Under this program, eligible applicants can receive up to $2 million in funding, featuring an interest rate cap of 4%. Repayment terms extend up to 30 years, providing flexibility for businesses to manage their cash flow effectively. These funds are intended to support various operational needs, including working capital and essential expenses such as rent, fixed debt payments, and utilities.
The EIDL program remains a crucial lifeline for businesses recovering from disasters, offering long-term financing solutions with favorable terms to help them stabilize and rebuild. Businesses interested in this program should check eligibility requirements and consult with the Small Business Administration (SBA) for the most current information and application details.
The Bottom Line on SBA Loan Rates and Terms
SBA commercial loan rates are highly favored among small businesses for their attractive repayment terms and extended durations. These loans are bolstered by the SBA’s guarantee, which minimizes risk for lenders by covering a substantial portion of the loan amount in case of default.
Despite these advantages, one notable drawback of SBA loans is the lengthy application process, often spanning several weeks to months. This extended timeline can be a challenge for businesses in urgent need of funds.

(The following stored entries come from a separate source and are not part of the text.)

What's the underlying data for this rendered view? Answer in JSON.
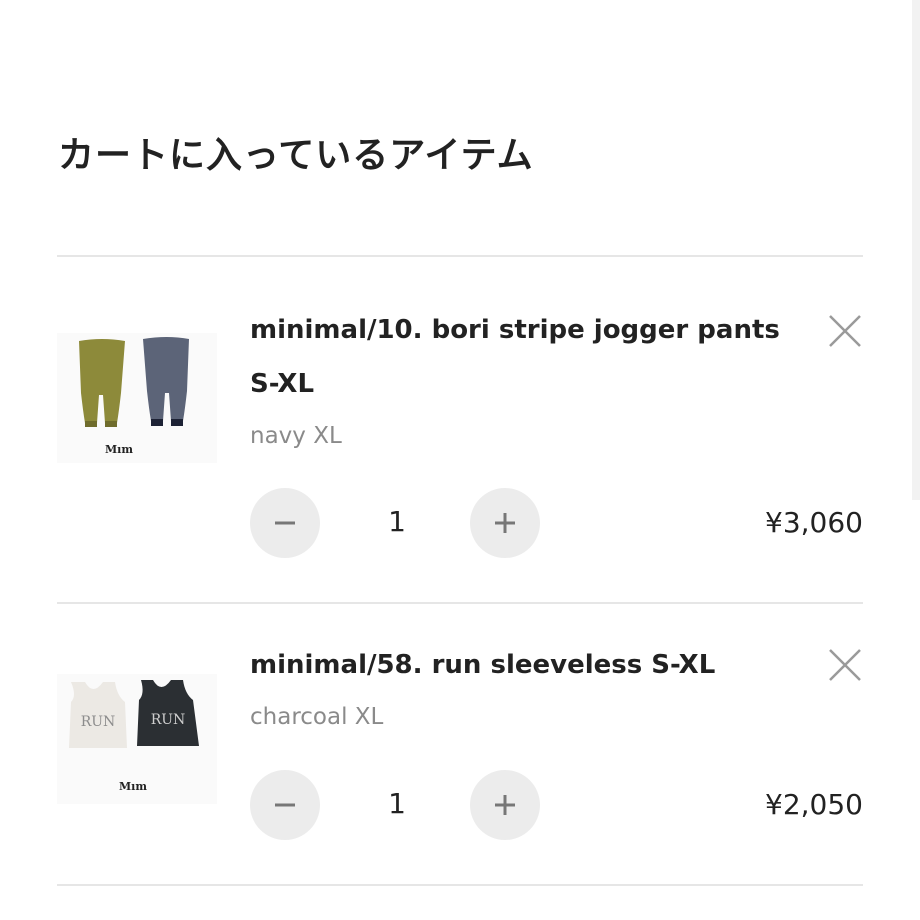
{
  "page": {
    "title": "カートに入っているアイテム"
  },
  "cart": {
    "items": [
      {
        "name": "minimal/10. bori stripe jogger pants S-XL",
        "variant": "navy XL",
        "quantity": "1",
        "price": "¥3,060",
        "thumb_brand": "Mım",
        "thumb_colors": [
          "#8d8a3a",
          "#5c6478"
        ]
      },
      {
        "name": "minimal/58. run sleeveless S-XL",
        "variant": "charcoal XL",
        "quantity": "1",
        "price": "¥2,050",
        "thumb_brand": "Mım",
        "thumb_print": "RUN",
        "thumb_colors": [
          "#ece9e4",
          "#2b2f33"
        ]
      }
    ]
  },
  "icons": {
    "remove": "close-icon",
    "decrement": "minus-icon",
    "increment": "plus-icon"
  }
}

Before committing to any financing option, it’s essential to conduct comprehensive research. Evaluate factors such as the processing time required for your application and seek clarity on loan rates, including how they are determined and their stability over the loan term. Understanding these aspects ensures that you make informed decisions aligned with your business’s financial goals and operational needs.
By leveraging the benefits of SBA-guaranteed loans while being aware of the associated challenges, small businesses can effectively navigate the financing landscape to support growth and resilience.